May differ on toll plazas, bridges, high-occupancy lanes

Drivers looking to steer clear of confusion about hybrid gasoline/electric vehicles' eligibility for travel in the carpool lanes on Bay Area freeways and at toll bridge toll plazas can now find their way on a state Web site. It is a free service of the Metropolitan Transportation Commission (MTC), the California Department of Transportation, the California Highway Patrol, and dozens of Bay Area transit and paratransit providers.

This month's signing of a new federal transportation law set in motion a state law (AB 2628) passed in 2004, which makes up to 75,000 low-emission hybrids with EPA mileage ratings of at least 45 miles per gallon eligible to use high-occupancy vehicle (HOV) lanes on California freeways regardless of how many passengers they carry. To travel in HOV lanes, hybrids with fewer occupants than required by normal carpool lane rules must display a special DMV-issued decal. The DMV is now accepting applications for the decals, which are available for an $8 fee.

Drivers whose hybrids are registered in the nine-county San Francisco Bay Area must sign up for FasTrak electronic toll collection transponders before they will be issued an HOV lane access decal. Single-occupant hybrids are required to pay tolls when crossing any of the Bay Area's eight toll bridges. To qualify for toll-free passage, hybrids must meet the carpool occupancy requirements for each bridge.

"Several of the Bay Area toll bridges have dedicated HOV lanes passing through the toll plazas," explained Rod McMillan, director of bridge oversight and operations for MTC and the Bay Area Toll Authority (BATA). "The FasTrak requirement is written into the law so that single-occupant hybrids can stay in the HOV lanes and zip through the toll plazas without having to slow down to merge out of the carpool lane and into a regular toll lane to pay their toll."

Detailed instructions on how to determine eligibility for the DMV decals and how to obtain both a FasTrak transponder and a DMV decal -- as well as answers to frequently asked questions -- are also on the FasTrak Web site. There is no charge for FasTrak transponders and no monthly service fee to maintain an account. New account holders are required only to open their account with $40 in prepaid tolls.

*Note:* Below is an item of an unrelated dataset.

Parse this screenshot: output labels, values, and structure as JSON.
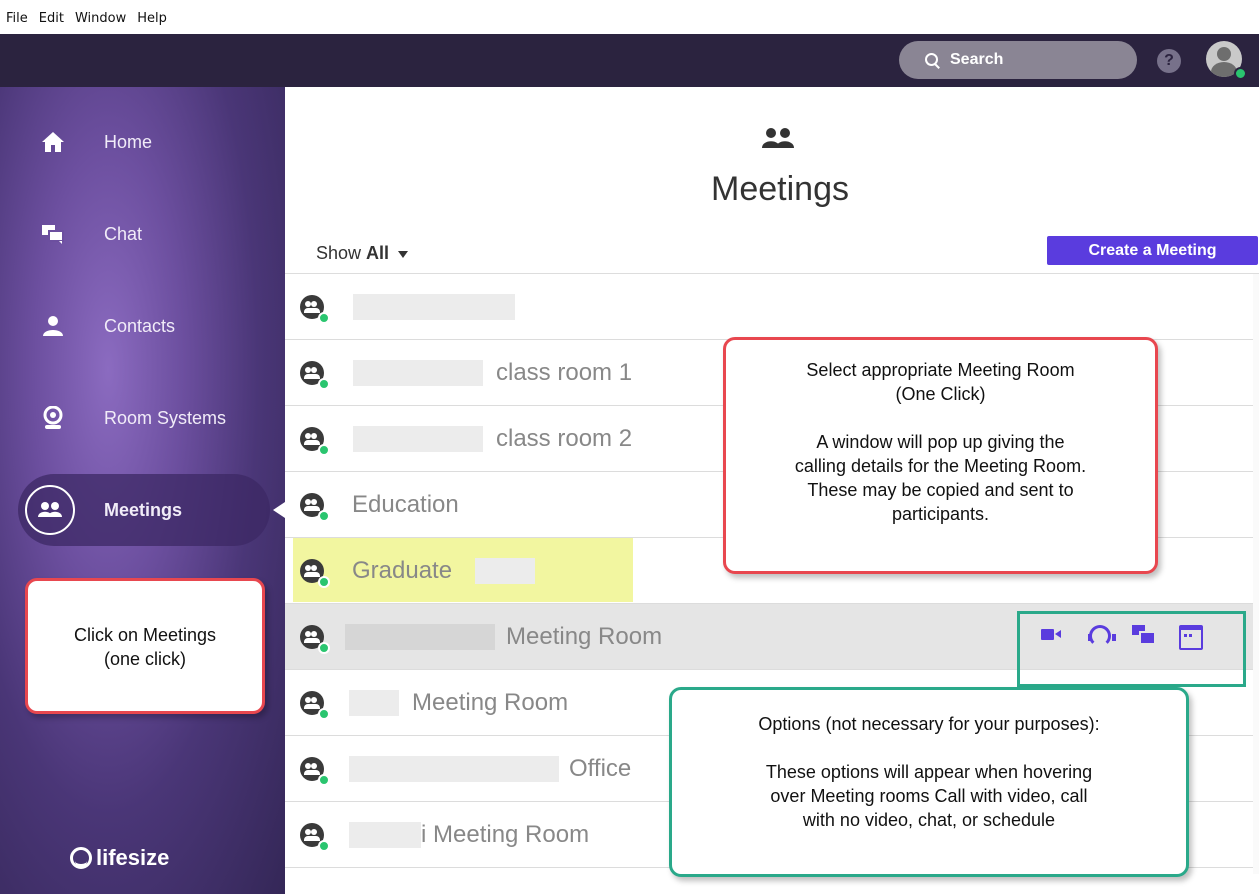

On Bay Area freeways and toll bridges, there are now three basic scenarios for hybrid drivers:
  • Using HOV Lanes on Bay Area Highways -- Qualifying hybrid vehicles, once equipped with the DMV decal, may travel in any designated HOV lane at any time, even without the number of passengers normally required during carpool lane hours
  • At the Carquinez, Dumbarton, San Mateo-Hayward and Bay Bridge Toll Plazas -- These toll plazas have dedicated HOV lanes. Hybrids that do not meet the occupancy requirements for free peak-period travel on these bridges (minimum three occupants for the Bay Bridge and Carquinez Bridge, and minimum two occupants for the Dumbarton and San-Mateo Hayward bridges) will nonetheless be allowed to travel in the HOV lanes during morning and evening peak hours. But these vehicles will not qualify as carpools and will not be allowed toll-free passage. To pay the bridge toll from the HOV lane, these vehicles must be equipped with a FasTrak electronic toll collection transponder. Morning peak periods extend from 5 a.m. to 10 a.m. on each of these bridges. Evening peak periods extend from 3 p.m. to 6 p.m. on the Dumbarton and San Mateo-Hayward bridges, and from 3 p.m. to 7 p.m. on the Carquinez and Bay bridges
  • At the Antioch, Benicia-Martinez, Golden Gate and Richmond-San Rafael Bridge Toll Plazas -- These toll plazas do not have dedicated HOV lanes. Hybrids that do not meet the occupancy requirements for free peak-period travel on these bridges (minimum three occupants) must pay the toll at all times.
  • Tolls may be paid with FasTrak or cash. Morning peak periods extend from 5 a.m. to 9 a.m. on the Golden Gate Bridge, and from 5 a.m. to 10 a.m. on the Antioch, Benicia-Martinez and Richmond-San Rafael bridges. Evening peak periods extend from 3 p.m. to 6 p.m. on the Richmond-San Rafael Bridge, 3 p.m. to 7 p.m. on the Antioch and Benicia-Martinez bridges, and from 4 p.m. to 6 p.m. on the Golden Gate Bridge.
MTC is the transportation planning, financing and coordinating agency for the nine-county San Francisco Bay Area. The Bay Area Toll Authority, which is directed by the same policy board as MTC, administers tolls on the San Francisco Bay Area's seven state-owned toll bridges. Caltrans owns, operates and maintains seven Bay Area toll bridges. The Golden Gate Bridge, Highway and Transportation District owns and operates the Golden Gate Bridge, Golden Gate Transit and the Golden Gate Ferry system.